Prospective, observational study.
Tertiary academic hospital.
Newly intubated critically ill adults admitted to the medical and surgical ICUs and expected to be mechanically ventilated for more than 48 hours were included in the study.
Ultrasonography of the right hemi-diaphragm and quadriceps muscles were taken at admission for 3 consecutive days. Respiratory and peripheral muscle strength were evaluated using the Medical Research Council-Sum Score, dynamometry and maximal inspiratory pressure (MIP) at awakening, ICU discharge and hospital discharge.

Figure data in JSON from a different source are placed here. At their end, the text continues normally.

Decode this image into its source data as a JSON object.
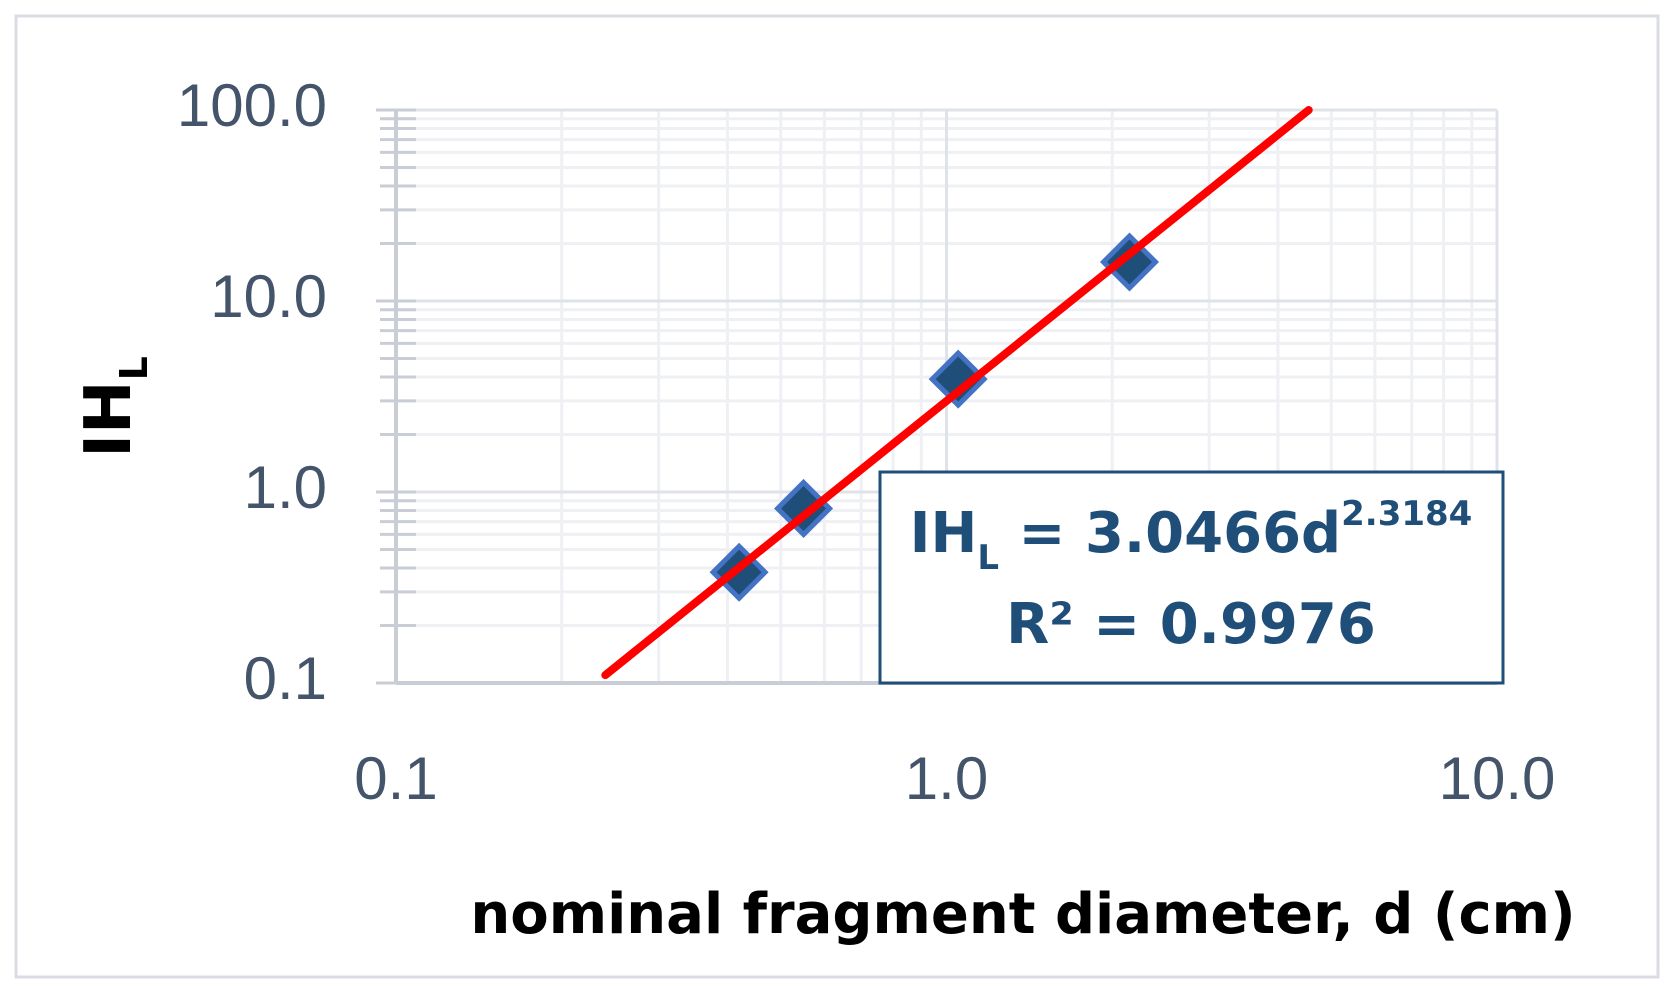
{
  "chart_data": {
    "type": "scatter",
    "x_label": "nominal fragment diameter, d (cm)",
    "y_label": "IH",
    "y_label_sub": "L",
    "x": [
      0.42,
      0.55,
      1.05,
      2.15
    ],
    "series": [
      {
        "color": "#1f4e79",
        "values": [
          0.38,
          0.82,
          3.9,
          16
        ]
      }
    ],
    "trendline": {
      "color": "#ff0000",
      "x": [
        0.24,
        4.55
      ],
      "values": [
        0.11,
        100
      ]
    },
    "equation": {
      "lhs": "IH",
      "lhs_sub": "L",
      "rhs": " = 3.0466d",
      "exponent": "2.3184",
      "r2": "R² = 0.9976"
    },
    "xlog": true,
    "ylog": true,
    "grid": true,
    "minor_grid": true,
    "xlim": [
      0.1,
      10
    ],
    "xticks": [
      0.1,
      {
        "value": 1,
        "label": "1.0"
      },
      {
        "value": 10,
        "label": "10.0"
      }
    ],
    "ylim": [
      0.1,
      100
    ],
    "yticks": [
      0.1,
      {
        "value": 1,
        "label": "1.0"
      },
      {
        "value": 10,
        "label": "10.0"
      },
      {
        "value": 100,
        "label": "100.0"
      }
    ]
  }
}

Forty-five participants were included, with a median (interquartile range) age of 34.5 (24.3-47.4) years and 73% were male. Most of the change in diaphragm thickness was observed on day 3, with 5 (22%) participants showing a decrease of more than 10% from baseline. Minimal changes in rectus femoris cross-sectional area were noted during the first 3 days. Eleven participants (44%) presented with ICU-acquired weakness at awakening, which decreased to 7 (29%) participants at ICU discharge and 5 (24%) participants at hospital discharge. The mean ± sd percentage of predicted quadriceps force was 22.2 ± 5.1 N at hospital discharge. The mean ± sd percentage of predicted MIP scores was 29.6% ± 10.5% at ICU discharge and 29.1% ± 8.6% at hospital discharge.

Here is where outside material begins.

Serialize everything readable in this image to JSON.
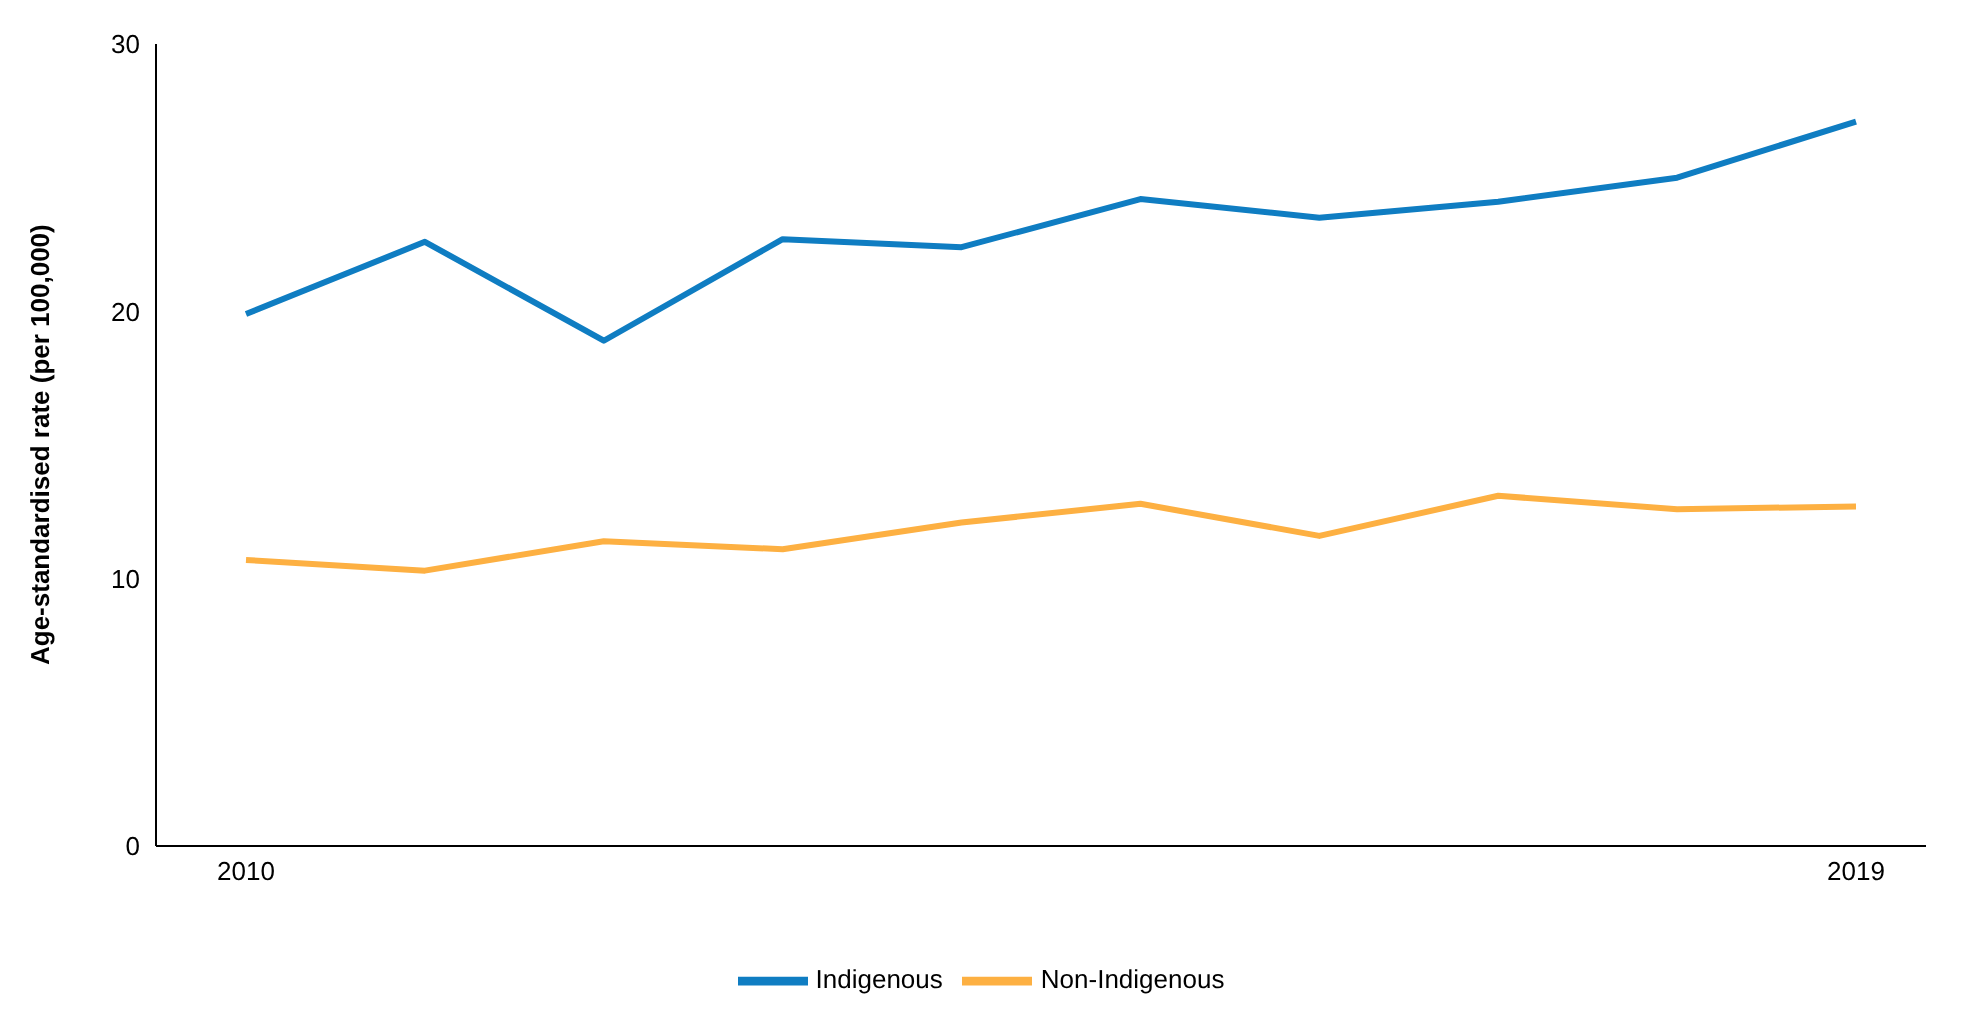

Patients discharged from the ICU in a resource-constrained setting presented with peripheral and respiratory muscle weakness, with minimal change in muscle structure shown by ultrasonography, despite short ICU stays, low Acute Physiology and Chronic Health Evaluation II scores, and a relatively young age. Future research should explore whether these findings indicate a distinct phenotype of critical illness in such environments.
本研究旨在探讨资源受限环境下重症监护病房(ICU)患者从入院到出院期间外周肌肉和呼吸肌的结构与力量。
前瞻性观察性研究。
三级学术医院。
入住内科和外科ICU且预计机械通气超过48小时的新插管成年危重症患者纳入本研究。
连续3天在入院时对右侧半膈肌和股四头肌进行超声检查。在觉醒时、ICU出院时和医院出院时,使用医学研究委员会总评分、握力计和最大吸气压力(MIP)评估呼吸肌和外周肌肉力量。
纳入45名参与者,年龄中位数(四分位间距)为34.5(24.3 - 47.4)岁,73%为男性。膈肌厚度的大部分变化在第3天观察到,5名(22%)参与者较基线下降超过10%。在前3天,股直肌横截面积变化极小。11名参与者(44%)在觉醒时出现ICU获得性肌无力,在ICU出院时降至7名(29%)参与者,在医院出院时降至5名(24%)参与者。出院时预测股四头肌力量的平均±标准差百分比为22.2±5.1 N。ICU出院时预测MIP评分的平均±标准差百分比为29.6%±10.5%,医院出院时为29.1%±8.6%。
在资源受限环境下从ICU出院的患者存在外周肌肉和呼吸肌无力,尽管ICU住院时间短、急性生理与慢性健康状况评分II较低且年龄相对较轻,但超声检查显示肌肉结构变化极小。未来研究应探讨这些发现是否表明此类环境中危重症的一种独特表型。